Muere un bebé tras ser golpeado por su padre contra los barrotes de la cuna en Castellón

El progenitor ha ingresado en prisión y la madre, en un centro de menores. Los médicos del centro de salud del municipio de Almassora alertaron de las lesiones

Un cámara graba el domicilio donde ocurrieron los hechos, este martes.
Un cámara graba el domicilio donde ocurrieron los hechos, este martes.Domenech Castelló / EFE

El bebé de 10 meses que permanecía ingresado en el Hospital General Universitario de Castellón desde el pasado domingo tras la presunta agresión sufrida a manos de su padre, en prisión provisional sin fianza, ha fallecido este martes, según han confirmado fuentes del centro hospitalario. La investigación sospecha que el joven golpeó fuertemente a su hijo contra los barrotes de la cuna en su vivienda de la localidad castellonense de Almassora. La madre del pequeño, menor de edad, ha ingresado en un centro de menores por estos mismos hechos tras decretarlo la autoridad competente.

El suceso tuvo lugar el pasado domingo en un domicilio de la citada población. Los padres del bebé lo trasladaron a un centro de salud por diversas lesiones y desde allí lo enviaron al hospital. Los pediatras alertaron de que la lesión que presentaba el menor era incompatible con la de un accidente, tal y como alegaban los progenitores, según adelantaba el periódico Levante EMV.

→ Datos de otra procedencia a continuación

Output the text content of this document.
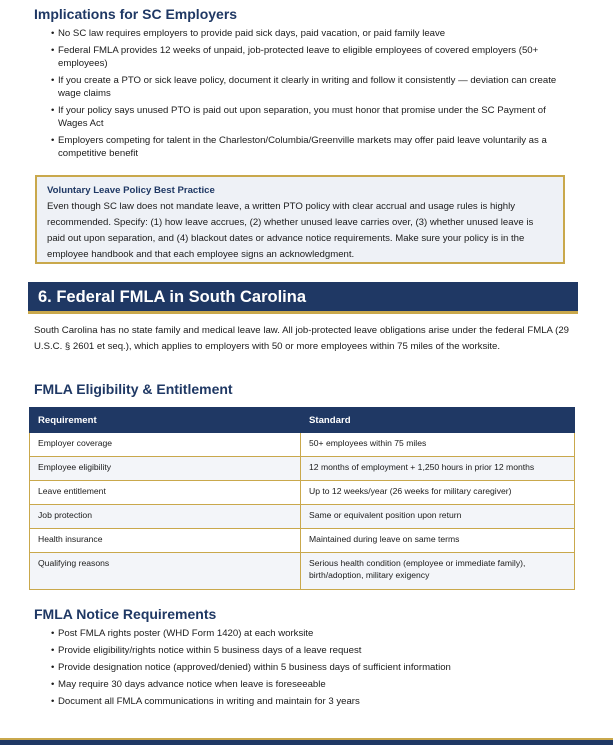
Implications for SC Employers
• No SC law requires employers to provide paid sick days, paid vacation, or paid family leave
• Federal FMLA provides 12 weeks of unpaid, job-protected leave to eligible employees of covered employers (50+ employees)
• If you create a PTO or sick leave policy, document it clearly in writing and follow it consistently — deviation can create wage claims
• If your policy says unused PTO is paid out upon separation, you must honor that promise under the SC Payment of Wages Act
• Employers competing for talent in the Charleston/Columbia/Greenville markets may offer paid leave voluntarily as a competitive benefit
Voluntary Leave Policy Best Practice
Even though SC law does not mandate leave, a written PTO policy with clear accrual and usage rules is highly recommended. Specify: (1) how leave accrues, (2) whether unused leave carries over, (3) whether unused leave is paid out upon separation, and (4) blackout dates or advance notice requirements. Make sure your policy is in the employee handbook and that each employee signs an acknowledgment.
6. Federal FMLA in South Carolina
South Carolina has no state family and medical leave law. All job-protected leave obligations arise under the federal FMLA (29 U.S.C. § 2601 et seq.), which applies to employers with 50 or more employees within 75 miles of the worksite.
FMLA Eligibility & Entitlement
Requirement	Standard
Employer coverage	50+ employees within 75 miles
Employee eligibility	12 months of employment + 1,250 hours in prior 12 months
Leave entitlement	Up to 12 weeks/year (26 weeks for military caregiver)
Job protection	Same or equivalent position upon return
Health insurance	Maintained during leave on same terms
Qualifying reasons	Serious health condition (employee or immediate family), birth/adoption, military exigency
FMLA Notice Requirements
• Post FMLA rights poster (WHD Form 1420) at each worksite
• Provide eligibility/rights notice within 5 business days of a leave request
• Provide designation notice (approved/denied) within 5 business days of sufficient information
• May require 30 days advance notice when leave is foreseeable
• Document all FMLA communications in writing and maintain for 3 years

La titular del Juzgado de Instrucción número 5 de Castellón, en funciones de guardia, acordó este lunes prisión provisional, comunicada y sin fianza para el padre del niño, que ha quedado investigado en una causa abierta por un delito de homicidio en grado de tentativa, sin perjuicio de ulterior calificación, según han indicado desde el Tribunal Superior de Justicia de la Comunitat Valenciana.

Según el TSJCV, no constan antecedentes judiciales previos por malos tratos al menor. No obstante, fuentes del ayuntamiento de Almassora consultadas por EL PAÍS explican que los Servicios Sociales municipales han estado haciendo seguimiento a la pareja y su hijo “desde que el bebé tenía dos meses, que es cuando sanidad detectó que podía haber maltrato” y que desde entonces –tras ocho meses de visitas periódicas- hasta ahora “no había pasado nada”.

Recuerdan que la trabajadora social se desplazó en este tiempo hasta la vivienda en varias ocasiones. Visitas que se llevaron a cabo también durante los meses de confinamiento por el estado de alarma. La última visita se produjo el jueves pasado, tres días antes de que se produjera la presunta agresión. “Nada hacía prever lo ocurrido porque parecía que la situación se había reconducido”, señalan las mismas fuentes.

“El ayuntamiento sólo puede lamentar los hechos y ya ha enviado todos los informes del caso a la conselleria para que los remita a fiscalía”, añaden.